刘湘面色凝重如千年玄铁,稳稳坐在主位之上,恰似一座沉稳巍峨的山峦,于动荡之中给人以安心之感。待麾下众将齐聚,他缓缓起身,身姿挺拔如松,目光仿若两把灼灼利剑,逐一扫过每一位将领的面庞。
那目光中,既有对当下险恶局势的深深忧虑,又饱含着对麾下袍泽的绝对信任与殷切期望。他微微启唇,声音低沉却掷地有声:“弟兄们,司令部已传下撤退之令,今日咱们得合计合计,究竟该从何处突围。大家但说无妨,各抒己见。”
参谋长率先打破沉默,他双眉紧蹙,恰似两道紧锁的铁闸,神情严肃得仿若即将直面生死之战。“既为突围,我等务必抱作一团,心齐力聚,方有生机。当下之急,便是即刻传令,将当初增援凤仪门的张营长所率加强营速速撤回中华门。此营战力颇强,回撤后可增强中华门防御,为我军主力突围争取更多时间与空间。”言罢,通讯班众人立刻领命,如疾风般朝着凤仪门方向奔去。

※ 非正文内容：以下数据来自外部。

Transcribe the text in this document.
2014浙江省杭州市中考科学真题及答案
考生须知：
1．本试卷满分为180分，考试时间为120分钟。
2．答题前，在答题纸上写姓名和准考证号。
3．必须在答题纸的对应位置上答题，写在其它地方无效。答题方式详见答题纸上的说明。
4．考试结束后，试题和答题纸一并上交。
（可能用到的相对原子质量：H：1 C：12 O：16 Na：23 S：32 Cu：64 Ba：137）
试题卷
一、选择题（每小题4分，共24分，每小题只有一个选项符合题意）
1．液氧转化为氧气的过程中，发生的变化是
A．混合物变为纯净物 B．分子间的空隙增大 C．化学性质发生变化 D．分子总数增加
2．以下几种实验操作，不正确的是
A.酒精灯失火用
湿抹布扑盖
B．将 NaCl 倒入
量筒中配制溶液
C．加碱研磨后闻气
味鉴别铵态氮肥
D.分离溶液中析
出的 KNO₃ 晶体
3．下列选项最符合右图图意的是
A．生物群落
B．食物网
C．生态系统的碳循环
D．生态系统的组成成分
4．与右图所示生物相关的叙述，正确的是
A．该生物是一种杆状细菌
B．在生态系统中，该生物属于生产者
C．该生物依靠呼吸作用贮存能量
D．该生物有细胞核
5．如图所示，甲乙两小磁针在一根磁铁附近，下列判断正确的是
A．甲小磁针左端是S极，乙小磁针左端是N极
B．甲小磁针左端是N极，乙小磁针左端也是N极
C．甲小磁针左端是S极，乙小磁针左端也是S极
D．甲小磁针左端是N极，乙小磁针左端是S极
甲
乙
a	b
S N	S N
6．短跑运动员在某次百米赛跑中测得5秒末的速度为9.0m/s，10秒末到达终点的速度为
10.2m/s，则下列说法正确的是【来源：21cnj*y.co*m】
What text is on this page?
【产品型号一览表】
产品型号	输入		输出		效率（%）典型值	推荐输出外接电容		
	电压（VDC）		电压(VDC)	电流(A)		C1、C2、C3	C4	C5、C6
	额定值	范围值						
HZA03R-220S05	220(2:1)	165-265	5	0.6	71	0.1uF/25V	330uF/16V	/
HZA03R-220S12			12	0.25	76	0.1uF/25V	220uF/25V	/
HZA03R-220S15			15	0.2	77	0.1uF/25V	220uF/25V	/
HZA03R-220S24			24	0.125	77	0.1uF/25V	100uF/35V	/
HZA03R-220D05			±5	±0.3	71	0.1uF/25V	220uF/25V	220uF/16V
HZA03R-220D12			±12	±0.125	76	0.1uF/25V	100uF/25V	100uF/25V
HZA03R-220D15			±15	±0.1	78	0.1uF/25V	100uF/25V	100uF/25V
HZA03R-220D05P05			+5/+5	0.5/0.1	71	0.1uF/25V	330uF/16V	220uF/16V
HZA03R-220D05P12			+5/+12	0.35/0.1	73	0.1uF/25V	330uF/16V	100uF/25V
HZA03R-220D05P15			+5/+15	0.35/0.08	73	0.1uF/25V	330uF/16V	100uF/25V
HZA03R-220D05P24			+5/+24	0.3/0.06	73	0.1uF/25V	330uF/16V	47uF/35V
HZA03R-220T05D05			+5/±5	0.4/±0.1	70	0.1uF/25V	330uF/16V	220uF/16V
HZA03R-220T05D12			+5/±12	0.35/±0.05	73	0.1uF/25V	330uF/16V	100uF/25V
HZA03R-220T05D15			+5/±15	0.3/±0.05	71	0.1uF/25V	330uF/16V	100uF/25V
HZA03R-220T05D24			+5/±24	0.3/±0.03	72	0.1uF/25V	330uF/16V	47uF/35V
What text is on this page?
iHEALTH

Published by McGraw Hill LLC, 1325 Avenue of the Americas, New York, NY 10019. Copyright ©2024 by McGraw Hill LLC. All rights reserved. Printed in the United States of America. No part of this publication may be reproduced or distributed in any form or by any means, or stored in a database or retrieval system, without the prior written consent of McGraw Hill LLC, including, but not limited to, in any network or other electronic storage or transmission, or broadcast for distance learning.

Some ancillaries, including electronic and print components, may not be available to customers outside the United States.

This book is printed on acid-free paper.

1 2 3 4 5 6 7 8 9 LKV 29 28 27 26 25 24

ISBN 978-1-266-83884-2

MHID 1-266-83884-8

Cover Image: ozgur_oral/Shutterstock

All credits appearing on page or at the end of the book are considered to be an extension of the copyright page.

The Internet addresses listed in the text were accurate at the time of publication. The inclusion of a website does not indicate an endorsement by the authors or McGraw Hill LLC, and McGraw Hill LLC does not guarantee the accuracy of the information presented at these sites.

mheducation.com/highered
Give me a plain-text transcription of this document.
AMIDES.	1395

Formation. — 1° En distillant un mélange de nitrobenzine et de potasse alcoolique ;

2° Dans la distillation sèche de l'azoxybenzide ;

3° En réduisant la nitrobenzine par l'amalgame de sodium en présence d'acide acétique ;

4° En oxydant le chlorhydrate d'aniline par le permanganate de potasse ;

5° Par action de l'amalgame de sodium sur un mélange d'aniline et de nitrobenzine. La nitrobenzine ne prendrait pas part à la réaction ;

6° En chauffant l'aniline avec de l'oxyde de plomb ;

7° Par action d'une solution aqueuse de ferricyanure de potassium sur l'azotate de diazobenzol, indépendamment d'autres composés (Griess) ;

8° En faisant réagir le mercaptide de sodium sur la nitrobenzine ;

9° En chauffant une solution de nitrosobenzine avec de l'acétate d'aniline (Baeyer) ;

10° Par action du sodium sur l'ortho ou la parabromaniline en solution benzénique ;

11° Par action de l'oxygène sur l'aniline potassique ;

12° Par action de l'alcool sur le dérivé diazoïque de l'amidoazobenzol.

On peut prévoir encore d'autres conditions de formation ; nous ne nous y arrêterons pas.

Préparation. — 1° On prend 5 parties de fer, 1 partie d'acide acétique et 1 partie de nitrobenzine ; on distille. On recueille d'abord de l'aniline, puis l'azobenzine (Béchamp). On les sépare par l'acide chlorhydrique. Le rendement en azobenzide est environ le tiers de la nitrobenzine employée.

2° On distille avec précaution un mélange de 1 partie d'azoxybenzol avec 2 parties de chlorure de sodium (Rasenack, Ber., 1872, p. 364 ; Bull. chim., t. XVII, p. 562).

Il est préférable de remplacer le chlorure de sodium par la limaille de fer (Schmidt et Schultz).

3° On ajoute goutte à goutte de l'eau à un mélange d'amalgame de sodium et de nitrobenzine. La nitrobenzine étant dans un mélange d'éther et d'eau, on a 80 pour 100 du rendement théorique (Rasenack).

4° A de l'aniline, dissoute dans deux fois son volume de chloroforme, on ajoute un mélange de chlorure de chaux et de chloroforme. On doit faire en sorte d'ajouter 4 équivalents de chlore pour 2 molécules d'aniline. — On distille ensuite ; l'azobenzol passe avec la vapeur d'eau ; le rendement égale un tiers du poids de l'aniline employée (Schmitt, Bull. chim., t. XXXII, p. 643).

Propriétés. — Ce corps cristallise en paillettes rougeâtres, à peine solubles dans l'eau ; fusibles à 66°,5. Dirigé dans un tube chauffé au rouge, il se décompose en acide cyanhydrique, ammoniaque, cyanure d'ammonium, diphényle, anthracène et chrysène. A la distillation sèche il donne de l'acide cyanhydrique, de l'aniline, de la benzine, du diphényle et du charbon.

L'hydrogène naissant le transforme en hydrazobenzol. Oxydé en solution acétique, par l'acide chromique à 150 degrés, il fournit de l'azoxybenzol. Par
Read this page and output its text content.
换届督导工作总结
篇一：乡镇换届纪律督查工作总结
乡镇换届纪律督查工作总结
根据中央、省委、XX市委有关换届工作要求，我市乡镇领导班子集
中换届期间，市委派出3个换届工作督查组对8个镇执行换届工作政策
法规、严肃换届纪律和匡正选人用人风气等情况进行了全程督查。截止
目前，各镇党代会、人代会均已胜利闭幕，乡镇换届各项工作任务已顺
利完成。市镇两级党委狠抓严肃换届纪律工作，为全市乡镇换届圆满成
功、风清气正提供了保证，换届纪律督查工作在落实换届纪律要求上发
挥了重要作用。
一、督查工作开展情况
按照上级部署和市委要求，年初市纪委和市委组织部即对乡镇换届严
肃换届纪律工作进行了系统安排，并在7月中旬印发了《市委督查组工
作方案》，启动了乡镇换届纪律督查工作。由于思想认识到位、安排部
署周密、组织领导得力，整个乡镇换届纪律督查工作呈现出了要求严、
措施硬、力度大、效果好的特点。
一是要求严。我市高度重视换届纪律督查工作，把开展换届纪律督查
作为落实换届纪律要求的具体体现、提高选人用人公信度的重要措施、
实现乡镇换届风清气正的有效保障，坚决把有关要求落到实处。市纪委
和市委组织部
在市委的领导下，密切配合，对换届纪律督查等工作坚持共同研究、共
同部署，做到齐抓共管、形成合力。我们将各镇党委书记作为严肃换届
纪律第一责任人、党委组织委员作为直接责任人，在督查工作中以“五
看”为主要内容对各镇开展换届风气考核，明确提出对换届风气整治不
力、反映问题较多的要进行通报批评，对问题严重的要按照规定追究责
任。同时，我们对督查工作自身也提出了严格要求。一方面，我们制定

此言一出,众人顿时议论纷纷。“哎呀,如今这小鬼子跟那疯狗似的,到处围追堵截,这突围之路,硬是比登天还难哟!”王旅长满脸愁容,忍不住用浓重的四川方言抱怨道,他一边说着,一边焦急地来回踱步,眉头拧成了一个“川”字。
“就是噻,各处防线都困难重重,简直就是荆棘满途,啷个办嘛?”李团长也随声附和,他紧握着拳头,关节因用力而泛白,脸上写满了无奈与焦急。
各位将领遂各自诉说着自己防线所面临的棘手难题。杨师长眉头紧皱,指着地图,语气急促地说道:“军长,我部驻守雨花台,小鬼子的攻势太猛咯,火力那叫一个密集,还有重炮掩护,要是强行突围,怕是要折损不少弟兄哟!”说罢,他心疼地摇了摇头,眼中闪过一丝痛惜。
刘湘全神贯注地听着,时而微微点头,时而双眉紧锁,内心犹如翻江倒海。他深知,每一个决策都关乎着数万弟兄的生死存亡。
其他参谋们则依据将领们提供的防线情形,在巨大而详尽的作战地图上紧张地比划、划线推演。
经过一番激烈且深入的商讨与缜密细致的推演,最终艰难定下决策:留下两万将士以师为单位,担任狙击重任,以血肉之躯为三万多主力部队争取撤退时间,主力部队沿紫金山、汤山一线且战且退。
有参谋指着地图,详细说道:“鬼子已牢牢控制龙潭、栖霞山一带,我军需避开此地。从紫金山突围,取道太平门,经仙鹤门向东,再转向汤山。但这些地方皆有鬼子重兵,一路都得拼杀。
突破紫金山防线时,先锋部队先吸引日军火力,主力趁其不备从侧翼迂回穿插。接近太平门,迅速解决城门处阻击的鬼子,打开通道。进入仙鹤门后,以小队为单位分散行动,迷惑日军,同时保持紧密联系,随时集结应对突发状况。
而后经汤山,过句容、溧水、高淳,最终抵达皖南,好在这一带有我军警戒部队,可保后续无虞。但日军定会穷追不舍,我军需时刻警惕,交替掩护前进。”
此决定一出,众人心中百感交集。每个人都明白,留下打狙击的两万弟兄,极有可能踏上九死一生的绝境。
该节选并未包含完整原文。